La différence juridique entre les villes libres et les villes impériales réside dans leurs devoirs à l’égard du roi/empereur. Elles pouvaient chacune être sollicitées pour la sécurité et la défense de l’Empire ; pour mener la guerre contre les Turcs ou les Hussites par exemple. Elles devaient aussi une aide financière et militaire au moment de l’expédition du couronnement impérial (Romzug). Mais en théorie, seules les villes impériales devaient l’impôt urbain royal (Stadtsteuer) chaque année au seigneur qu’était pour elles le roi. Elles lui prêtaient aussi un serment d’obédience et de fidélité.

Les villes libres étaient pour la plupart des villes émancipées vis-à-vis de leur seigneur épiscopal. Pour éviter tout retour en arrière, elles demandèrent au souverain de cautionner les libertés acquises, voire de faire contrepoids face au seigneur épiscopal. Jusqu’au XVe siècle, elles aidaient donc le souverain au gré de leurs intérêts et de l’insistance qu’il mettait dans ses requêtes. Comme tout membre de l’Empire, elles se disaient aussi prêtes à assurer sa défense et celle de la chrétienté.
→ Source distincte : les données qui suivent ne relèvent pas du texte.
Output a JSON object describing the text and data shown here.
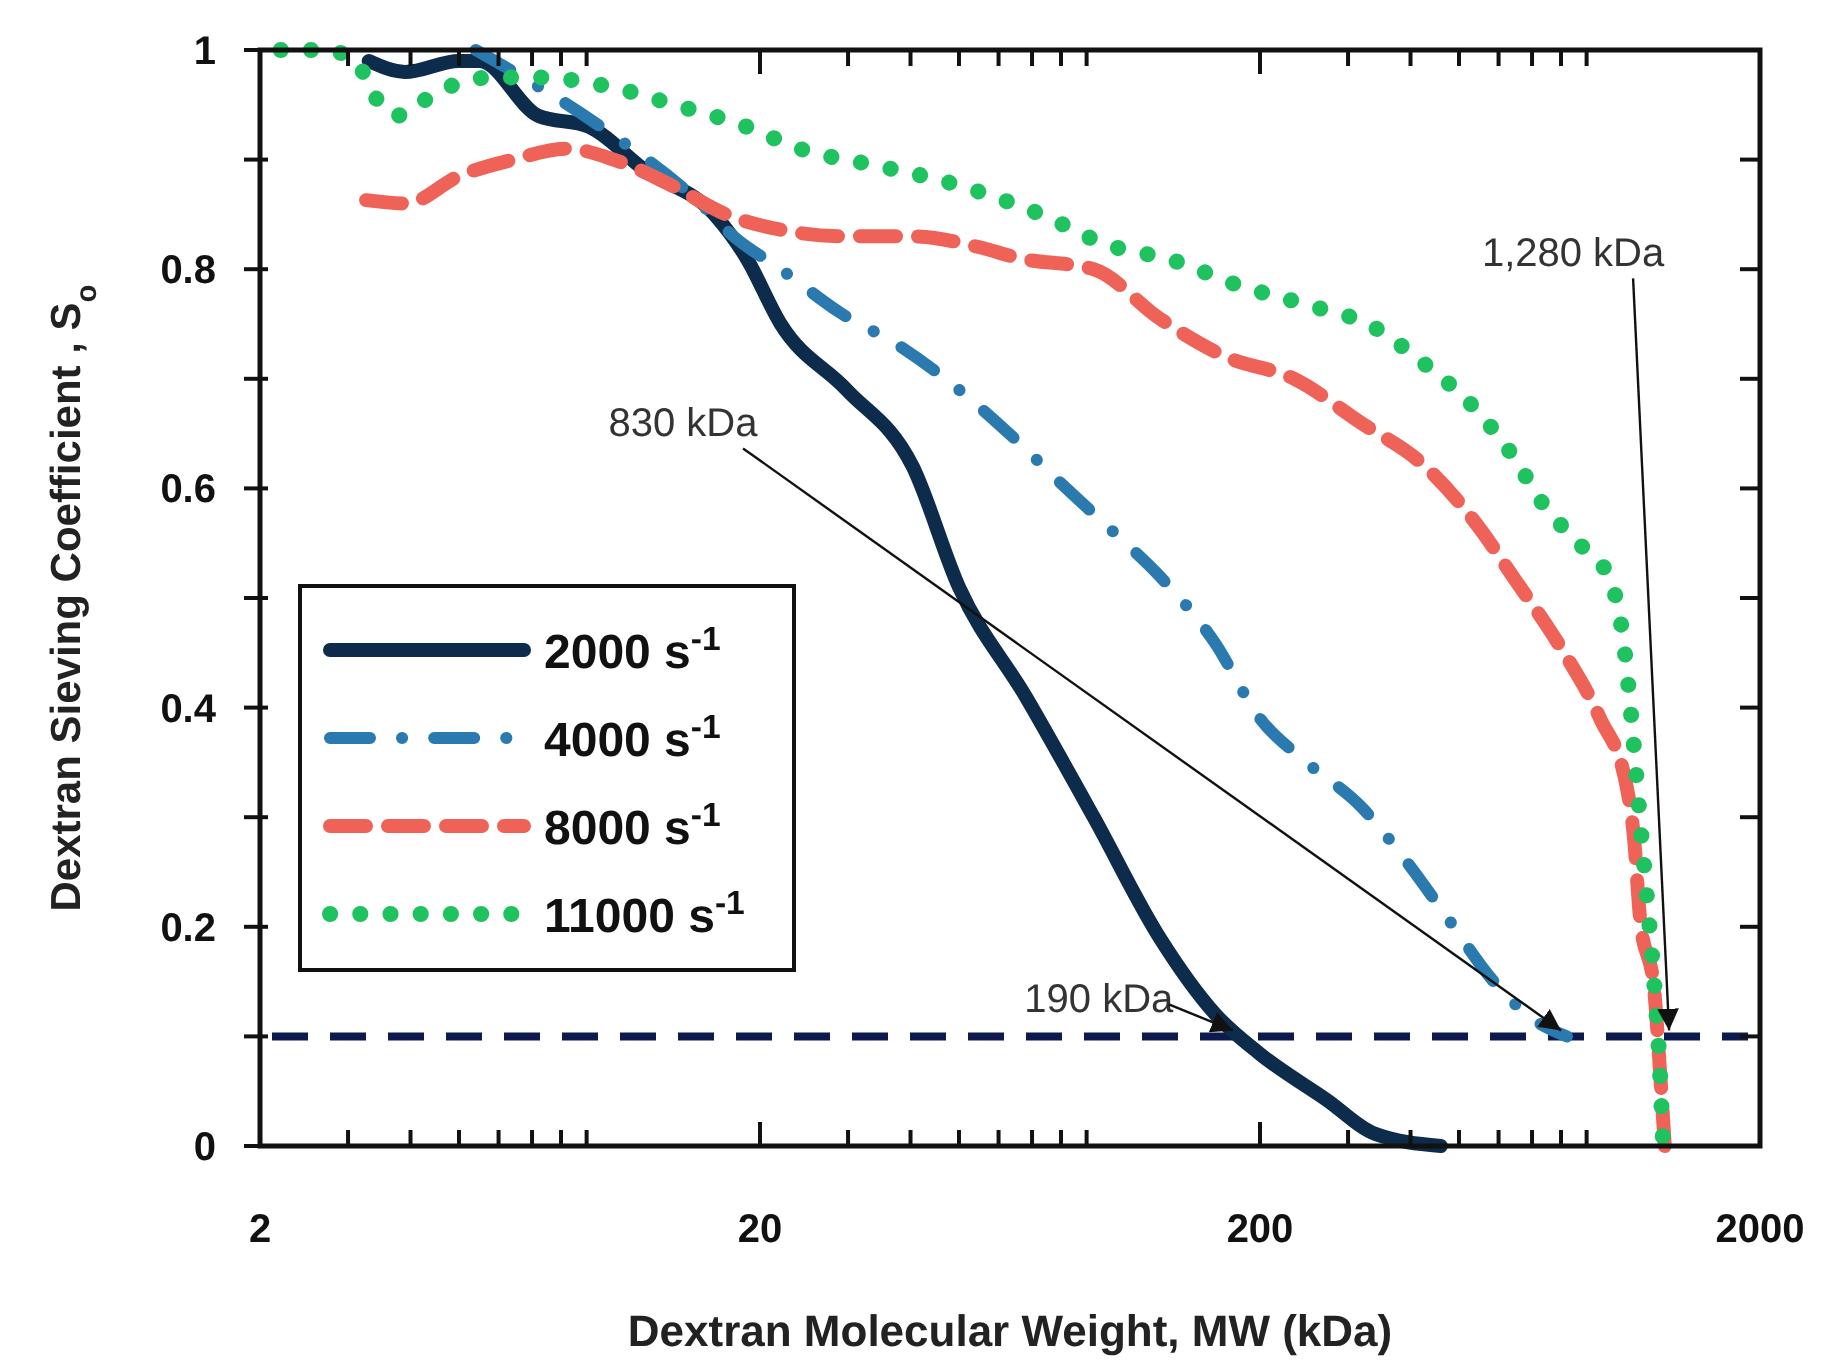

Les textes attestent des usages multiples et souvent indifférenciés de « Reichsstadt », « heilige Reichsstadt », « freie Reichstadt ». Les villes libres ne se revendiquèrent comme telles que pour récuser une demande fiscale du roi et rappeler qu’elles ne devaient pas l’impôt urbain au même titre que les villes impériales. Elles défendirent leurs privilèges mis en péril par une association de plus en plus fréquente des villes libres aux mêmes tâches que les villes impériales. La pression des Hussites et des Turcs sur l’empire, les guerres extérieures contre la France ou la Hongrie suscitèrent des demandes d’aide répétées de la part du roi. Les villes libres ne purent alors se soustraire puisqu’il y allait du salut de l’Empire. Soumises également à une pression de plus en plus forte de leurs voisins princiers ou anciens seigneurs urbains qui construisaient leurs territoires, elles avaient besoin de l’appui royal et se virent contraintes à une politique du donnant donnant qui entretint progressivement la confusion avec les villes impériales.

104.

Sur Feuchtwangen, voir Ludwig Schnurrer, « Verhinderte Reichsstädte in Franken », dans Rainer A. Müller (éd.), Reichsstädte in Franken, Munich, 1987, (Veröffentlichungen zur Bayerischen Geschichte und Kultur 15), vol. 1, p. 357-367 ; du même, « Feuchtwangen – Stift und Stadt. Ihre Wechselbeziehungen im späten Mittelalter », Jahrbuch für Landesforschung 31 (1971), p. 309-334 et « Feuchtwangen als Reichsstadt (ca.1230-1376), Jahrbuch für Landesforschung 41 (1981), p. 23‑43

A propos des engagères, cf. Götz Landwehr, Die Verpfändung der deutschen Reichsstädte im Mittelalter, Cologne, 1967, qui donne une liste des villes concernées. Pendant son règne, Charles IV établit 90 lettres d’engagement de villes et de privilèges urbains. Cette politique commença dès sa candidature au trône pour acheter des électeurs à partir de ses biens patrimoniaux. Quand une ville ou certains droits urbains étaient engagés, l’usufruit des taxes et impôts urbains allait au concessionnaire.

105.

Parmi les grands exemples du XVe siècle, un des cas les plus connus est celui de Mayence, prise d’assaut par son archevêque en 1461 ou Ratisbonne qui se donna aux Bavarois Wittelsbach de 1489 à 1491.

106.

Rothenbourg versa de cette façon en 1349 les amendes judiciaires, les impôts indirects sur les boissons, les droits de douane et de sauf conduit à l’évêque de Würzbourg. L’engagère fut levée par Charles IV en 1352.